Behavioral economics

  1. Recency bias – If the market has done poorly in the past year, we believe the same for the next year.
  2. Overconfidence – 70% of the Americans believe they are above average. The same gets reflected in decisions about investing.
  3. Loss aversion – we feel the pain of the loss of 100$ twice as much as we feel the gain of 100$.
  4. Paralysis by analysis – too many choices of funds to invest in confuses us.
  5. Endowment effect – Feeling safer and overrating what we already own.
  6. Following the herd – It makes us feel safe to buy what everyone else is buying.
  7. Mental accounting – Its the habit of treating money coming from different sources as different.
  8. Anchoring – Holding onto investments which have badly lost its value and might never recover just because we are anchored to its past price.
  9. Financial negligence – Being preoccupied with other things in life is no reason to ignore finances.

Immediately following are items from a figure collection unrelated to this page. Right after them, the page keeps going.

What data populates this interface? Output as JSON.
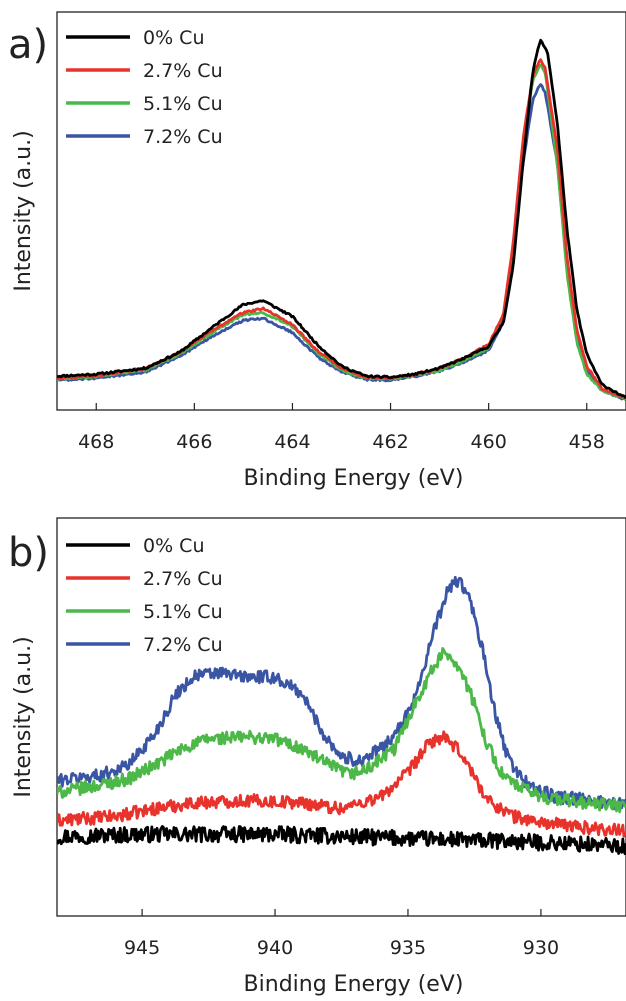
{
  "chart_data": [
    {
      "panel_label": "a)",
      "type": "line",
      "xlabel": "Binding Energy (eV)",
      "ylabel": "Intensity (a.u.)",
      "xlim": [
        468.8,
        457.2
      ],
      "ylim": [
        0,
        100
      ],
      "x_reversed": true,
      "y_ticks_shown": false,
      "x_ticks": [
        468,
        466,
        464,
        462,
        460,
        458
      ],
      "grid": false,
      "legend_placement": "top-left",
      "series": [
        {
          "name": "0% Cu",
          "color": "#000000",
          "noise": 0.25,
          "points": [
            [
              468.8,
              8.5
            ],
            [
              468,
              9
            ],
            [
              467,
              10.5
            ],
            [
              466.3,
              14.5
            ],
            [
              465.5,
              22
            ],
            [
              465,
              26.5
            ],
            [
              464.6,
              27.5
            ],
            [
              464,
              23.5
            ],
            [
              463.5,
              16.5
            ],
            [
              463,
              11
            ],
            [
              462.5,
              8.5
            ],
            [
              462,
              8.2
            ],
            [
              461.5,
              9
            ],
            [
              461,
              10.5
            ],
            [
              460.5,
              13
            ],
            [
              460,
              16
            ],
            [
              459.7,
              22
            ],
            [
              459.5,
              36
            ],
            [
              459.3,
              62
            ],
            [
              459.1,
              85
            ],
            [
              458.95,
              93
            ],
            [
              458.8,
              90
            ],
            [
              458.6,
              72
            ],
            [
              458.4,
              45
            ],
            [
              458.2,
              25
            ],
            [
              458,
              14
            ],
            [
              457.7,
              6.5
            ],
            [
              457.2,
              3
            ]
          ]
        },
        {
          "name": "2.7% Cu",
          "color": "#e8332c",
          "noise": 0.25,
          "points": [
            [
              468.8,
              8
            ],
            [
              468,
              8.6
            ],
            [
              467,
              10.5
            ],
            [
              466.3,
              14.5
            ],
            [
              465.5,
              21
            ],
            [
              465,
              24.5
            ],
            [
              464.6,
              25.5
            ],
            [
              464,
              21.5
            ],
            [
              463.5,
              15
            ],
            [
              463,
              10.5
            ],
            [
              462.5,
              8.3
            ],
            [
              462,
              8
            ],
            [
              461.5,
              9
            ],
            [
              461,
              10.5
            ],
            [
              460.5,
              13
            ],
            [
              460,
              16.5
            ],
            [
              459.7,
              24
            ],
            [
              459.5,
              42
            ],
            [
              459.3,
              68
            ],
            [
              459.1,
              84
            ],
            [
              458.95,
              88
            ],
            [
              458.85,
              86
            ],
            [
              458.6,
              66
            ],
            [
              458.4,
              38
            ],
            [
              458.2,
              20
            ],
            [
              458,
              11
            ],
            [
              457.7,
              5.5
            ],
            [
              457.2,
              2.8
            ]
          ]
        },
        {
          "name": "5.1% Cu",
          "color": "#4cb848",
          "noise": 0.25,
          "points": [
            [
              468.8,
              7.8
            ],
            [
              468,
              8.4
            ],
            [
              467,
              10
            ],
            [
              466.3,
              14
            ],
            [
              465.5,
              20.5
            ],
            [
              465,
              24
            ],
            [
              464.6,
              24.5
            ],
            [
              464,
              21
            ],
            [
              463.5,
              14.5
            ],
            [
              463,
              10
            ],
            [
              462.5,
              8
            ],
            [
              462,
              7.8
            ],
            [
              461.5,
              8.7
            ],
            [
              461,
              10
            ],
            [
              460.5,
              12.5
            ],
            [
              460,
              15.5
            ],
            [
              459.7,
              23
            ],
            [
              459.5,
              40
            ],
            [
              459.3,
              66
            ],
            [
              459.1,
              83
            ],
            [
              458.95,
              87
            ],
            [
              458.85,
              85
            ],
            [
              458.6,
              62
            ],
            [
              458.4,
              34
            ],
            [
              458.2,
              17
            ],
            [
              458,
              9
            ],
            [
              457.7,
              5
            ],
            [
              457.2,
              2.6
            ]
          ]
        },
        {
          "name": "7.2% Cu",
          "color": "#3a55a4",
          "noise": 0.25,
          "points": [
            [
              468.8,
              7.5
            ],
            [
              468,
              8
            ],
            [
              467,
              9.5
            ],
            [
              466.3,
              13.5
            ],
            [
              465.5,
              19.5
            ],
            [
              465,
              22.5
            ],
            [
              464.6,
              23
            ],
            [
              464,
              19.5
            ],
            [
              463.5,
              13.5
            ],
            [
              463,
              9.5
            ],
            [
              462.5,
              7.7
            ],
            [
              462,
              7.5
            ],
            [
              461.5,
              8.4
            ],
            [
              461,
              9.8
            ],
            [
              460.5,
              12
            ],
            [
              460,
              15
            ],
            [
              459.7,
              22
            ],
            [
              459.5,
              38
            ],
            [
              459.3,
              62
            ],
            [
              459.1,
              78
            ],
            [
              458.95,
              82
            ],
            [
              458.85,
              80
            ],
            [
              458.6,
              62
            ],
            [
              458.4,
              36
            ],
            [
              458.2,
              18
            ],
            [
              458,
              10
            ],
            [
              457.7,
              5
            ],
            [
              457.2,
              2.5
            ]
          ]
        }
      ]
    },
    {
      "panel_label": "b)",
      "type": "line",
      "xlabel": "Binding Energy (eV)",
      "ylabel": "Intensity (a.u.)",
      "xlim": [
        948.2,
        926.8
      ],
      "ylim": [
        0,
        100
      ],
      "x_reversed": true,
      "y_ticks_shown": false,
      "x_ticks": [
        945,
        940,
        935,
        930
      ],
      "grid": false,
      "legend_placement": "top-left",
      "series": [
        {
          "name": "0% Cu",
          "color": "#000000",
          "noise": 2.0,
          "points": [
            [
              948.2,
              20
            ],
            [
              945,
              20.5
            ],
            [
              940,
              20.5
            ],
            [
              935,
              19.5
            ],
            [
              930,
              18.5
            ],
            [
              926.8,
              17.5
            ]
          ]
        },
        {
          "name": "2.7% Cu",
          "color": "#e8332c",
          "noise": 1.6,
          "points": [
            [
              948.2,
              24
            ],
            [
              946,
              25
            ],
            [
              944.5,
              27
            ],
            [
              943,
              28.5
            ],
            [
              941,
              29
            ],
            [
              939,
              28.5
            ],
            [
              937.5,
              27
            ],
            [
              936,
              30
            ],
            [
              935,
              36
            ],
            [
              934.2,
              43.5
            ],
            [
              933.7,
              45
            ],
            [
              933,
              41
            ],
            [
              932.5,
              35
            ],
            [
              932,
              29
            ],
            [
              931,
              25
            ],
            [
              930,
              23.5
            ],
            [
              928,
              22
            ],
            [
              926.8,
              21.5
            ]
          ]
        },
        {
          "name": "5.1% Cu",
          "color": "#4cb848",
          "noise": 1.6,
          "points": [
            [
              948.2,
              31
            ],
            [
              946.5,
              33
            ],
            [
              945.5,
              34.5
            ],
            [
              944.5,
              38
            ],
            [
              943.5,
              42
            ],
            [
              942.5,
              44.5
            ],
            [
              941,
              45
            ],
            [
              940,
              44.5
            ],
            [
              939,
              42
            ],
            [
              938,
              38
            ],
            [
              937.2,
              35.5
            ],
            [
              936.5,
              37
            ],
            [
              935.5,
              42
            ],
            [
              934.7,
              54
            ],
            [
              934,
              63
            ],
            [
              933.6,
              66.5
            ],
            [
              933.1,
              63
            ],
            [
              932.6,
              55
            ],
            [
              932,
              43
            ],
            [
              931.5,
              36
            ],
            [
              931,
              33
            ],
            [
              930,
              30
            ],
            [
              928.5,
              28.5
            ],
            [
              926.8,
              27.5
            ]
          ]
        },
        {
          "name": "7.2% Cu",
          "color": "#3a55a4",
          "noise": 1.6,
          "points": [
            [
              948.2,
              34
            ],
            [
              946.5,
              35.5
            ],
            [
              945.5,
              38
            ],
            [
              944.5,
              46
            ],
            [
              943.7,
              56
            ],
            [
              943,
              60.5
            ],
            [
              942,
              61
            ],
            [
              941,
              60
            ],
            [
              940,
              60
            ],
            [
              939,
              56
            ],
            [
              938.2,
              46
            ],
            [
              937.5,
              40
            ],
            [
              936.8,
              39
            ],
            [
              936,
              42
            ],
            [
              935.2,
              48
            ],
            [
              934.6,
              58
            ],
            [
              934,
              72
            ],
            [
              933.5,
              82
            ],
            [
              933.1,
              84.5
            ],
            [
              932.7,
              80
            ],
            [
              932.2,
              67
            ],
            [
              931.7,
              50
            ],
            [
              931.2,
              39
            ],
            [
              930.5,
              33
            ],
            [
              929.5,
              30
            ],
            [
              928,
              29
            ],
            [
              926.8,
              28
            ]
          ]
        }
      ]
    }
  ]
}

Spending during retirement

  1. Better underspend than overspend and run out of money in retirement.
  2. Keep fixed living expenses as low as possible.
  3. Have a viable way to earn income, if needed.
  4. Don’t take social security paychecks till the age of 70.
  5. The annuity could be useful for people older than 75.
  6. A safe withdrawal rate is 4% of the initial value (or 5% of the current value of the portfolio)

Insurance

  1. Disability insurance is more important than life insurance.
  2. Buy insurance if downsides are huge even is chances are low, e.g., flood insurance.
  3. Buying insurance for narrow things like specific diseases is a bad idea.
  4. The cheapest insurance is always self-insurance.
  5. Carry largest affordable deductible.
  6. Cash-value insurance like universal insurance is a bad idea since it mixes insurance and investing, its best to keep the two separate.
  7. Rather than life insurance prefer buying term insurance.
  8. If your employer offers, consider HDHP for health insurance.
  9. Illness and medical bills cause 50% bankruptcies.
  10. An umbrella policy of $1 million is a good idea to deal with potential litigations.
  11. If over 50, give serious consideration to buying long-term care before turning 60 since 60% population will require nursing home stays.

Inheritance

  1. Currently, up to $5 million is tax-exempted from inheritance.
  2. Will takes care of passing on the assets else they will be stuck in probate which can be lengthy and expensive.
  3. A living trust makes the process much smoother. Transfer assets to trust, make yourself and your spouse cotrustee and children successor trustee.
  4. Power of attorney for finances and health care is a good idea as well – they become active only if the person is incapacitated and unable to make decisions. for oneself.
  5. Charitable Trust is another option for donation to charities with better tax treatment.